C’était ce samedi, à Hambourg. Une épreuve WTCS (World Triathlon Championship Series), soit le plus haut niveau hors Jeux ou Mondiaux. Sur ce format sprint, Erwin Vanderplancke est allé chercher la neuvième place, à 16 secondes de la victoire. Pour encore mieux situer la valeur de cette performance, le Liégeois devenait alors le 3e Belge parvenant à entrer dans le top 10 d’une World Series, après Marten Van Riel et Jelle Geens.

Immense soulagement pour Vanderplancke dont le meilleur résultat à ce niveau était 19e, en 2017. Il s’agissait d’abord d’une confirmation de sa cinquième conquise la semaine avant à Karlovy Vary (World cup). Surtout, avec deux tops performances, il gommait quelque peu toutes les déceptions enregistrées cette saison.

"Ce fut clairement une année qui fut très difficile au niveau psychologique", nous explique-t-il. "Je l’ai démarrée par deux chutes, sur lesquelles je n’étais pas fautif. Il y eut ensuite les championnats d’Europe où j’ai été coulé tant la bagarre dans l’eau n’était pas très fair-play. Enfin, et ce fut sans doute le plus dur à encaisser, il a été décidé de ne pas m’envoyer aux Jeux comme remplaçant pour le relais. Là, j’avoue avoir bien marqué le coup…"

Quatre semaines avec son père à Andorre

Heureusement, VDP a pris la bonne décision. Ne pas se laisser sombrer dans les idées noires et travailler. Direction Andorre pour un mois de stage en altitude, du 6 août au 4 septembre, "loin des réseaux, en me concentrant uniquement sur mon métier, à savoir le triathlon".

Son père l’accompagna pour l’occasion, jouant la "nounou de luxe", le suivant en voiture, cuisinant pour lui. "J’ai quitté la maison en 2017 pour aller m’entraîner au Portugal", reprend Erwin. "Depuis, les occasions de complicité avec mon père étaient rares. Cela nous a fait du bien ces moments.

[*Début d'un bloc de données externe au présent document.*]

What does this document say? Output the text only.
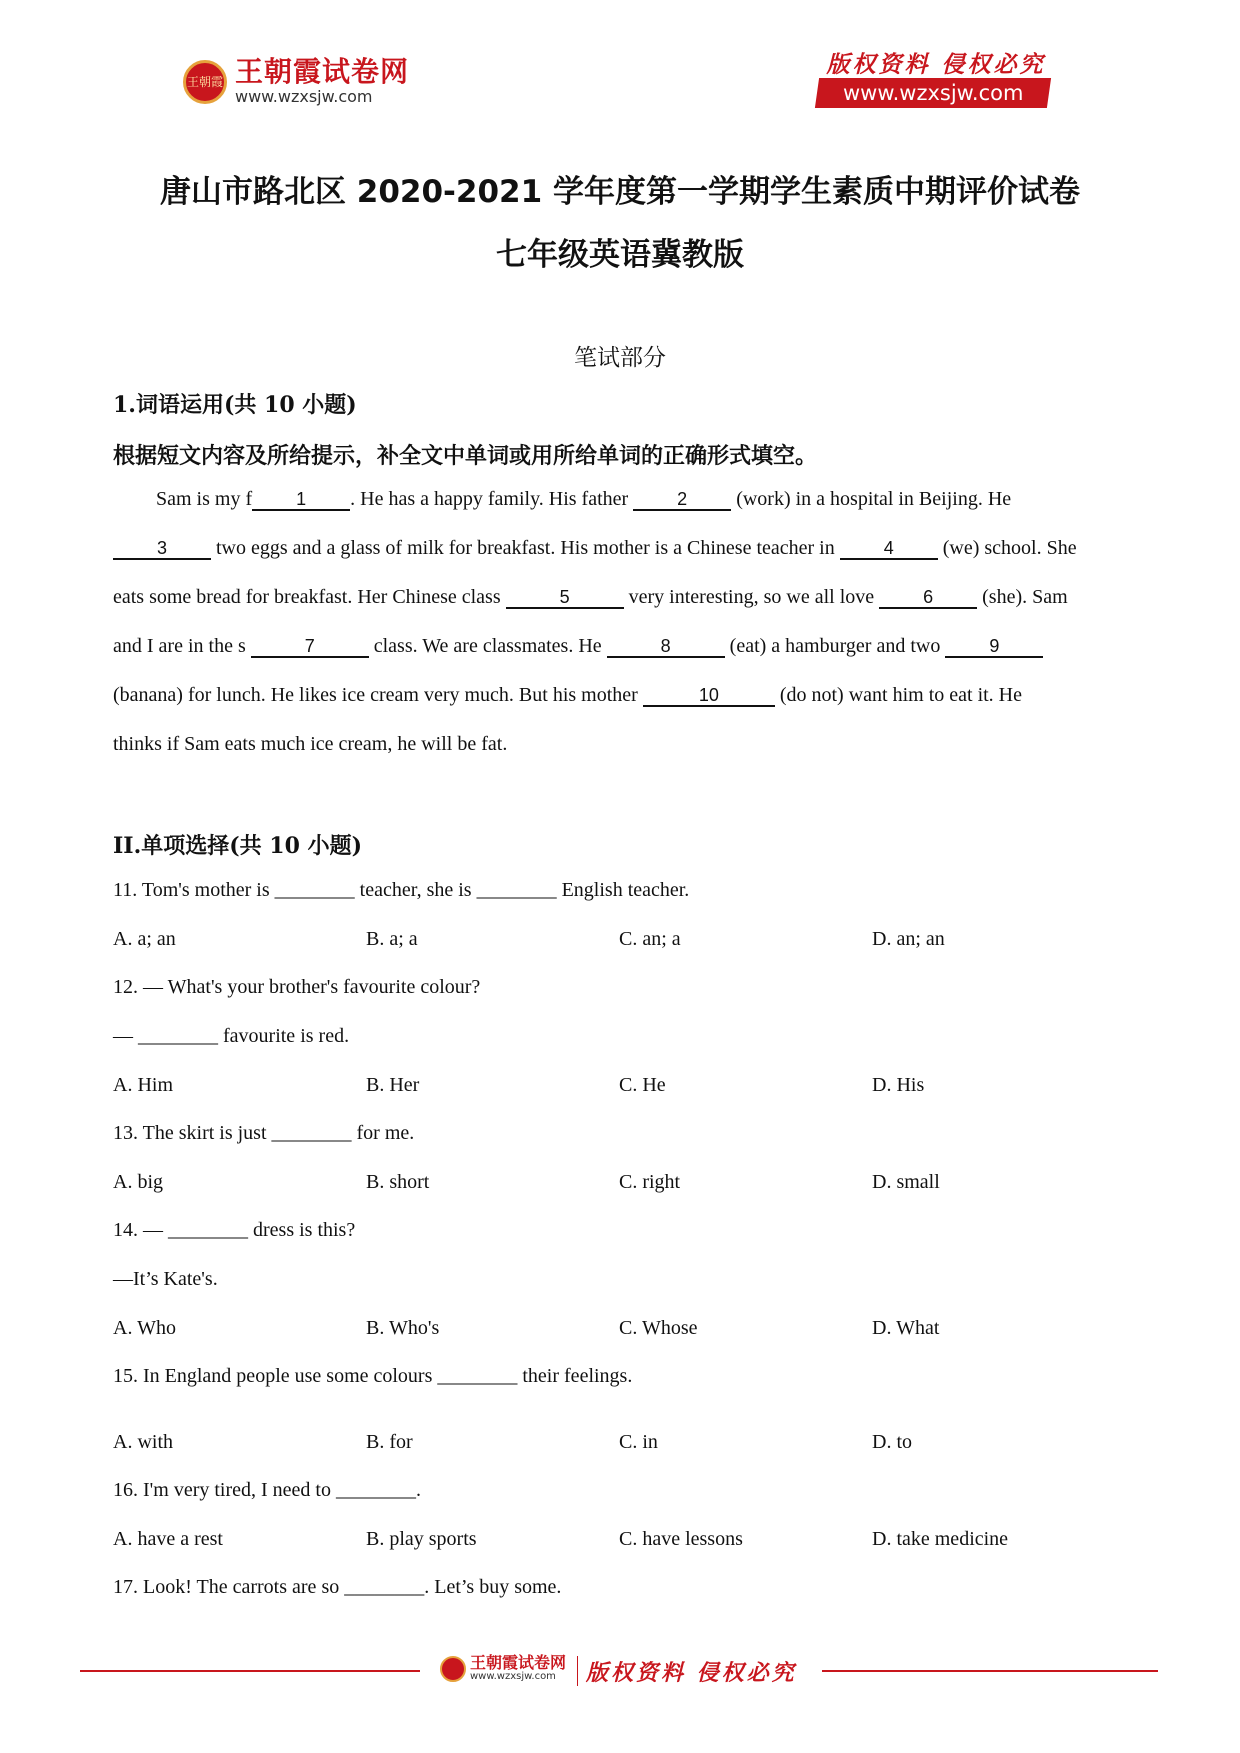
王朝霞 王朝霞试卷网
www.wzxsjw.com
版权资料 侵权必究
www.wzxsjw.com
唐山市路北区 2020-2021 学年度第一学期学生素质中期评价试卷
七年级英语冀教版
笔试部分
1.词语运用(共 10 小题)
根据短文内容及所给提示，补全文中单词或用所给单词的正确形式填空。
Sam is my f 1 . He has a happy family. His father 2 (work) in a hospital in Beijing. He
3 two eggs and a glass of milk for breakfast. His mother is a Chinese teacher in 4 (we) school. She
eats some bread for breakfast. Her Chinese class	5	very interesting, so we all love 6 (she). Sam
and I are in the s	7	class. We are classmates. He	8	(eat) a hamburger and two 9
(banana) for lunch. He likes ice cream very much. But his mother	10	(do not) want him to eat it. He
thinks if Sam eats much ice cream, he will be fat.
II.单项选择(共 10 小题)
11. Tom's mother is ________ teacher, she is ________ English teacher.
A. a; an	B. a; a	C. an; a	D. an; an
12. — What's your brother's favourite colour?
— ________ favourite is red.
A. Him	B. Her	C. He	D. His
13. The skirt is just ________ for me.
A. big	B. short	C. right	D. small
14. — ________ dress is this?
—It’s Kate's.
A. Who	B. Who's	C. Whose	D. What
15. In England people use some colours ________ their feelings.
A. with	B. for	C. in	D. to
16. I'm very tired, I need to ________.
A. have a rest	B. play sports	C. have lessons	D. take medicine
17. Look! The carrots are so ________. Let’s buy some.
王朝霞试卷网
www.wzxsjw.com	版权资料 侵权必究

Nageant avec d’autres membres de son team portugais, courant et roulant seul, le tout coordonné à distance par Cédric Brenneraedts, son coach, le Liégeois a super bien bossé, enregistrant des tops résultats lui permettant aujourd’hui de figurer au 55e rang mondial (3e Belge). Rien que ça.

La suite ?

Ce sera ce samedi, à Valence, pour les championnats d’Europe sur distances olympiques. "Physiologiquement, les effets de mon stage en altitude seront peut-être passés, en tout cas diminués".

Cet Euro constituera la dernière course de sa saison, avant une entrée le 8 novembre prochain à l’armée, comme élite sportive.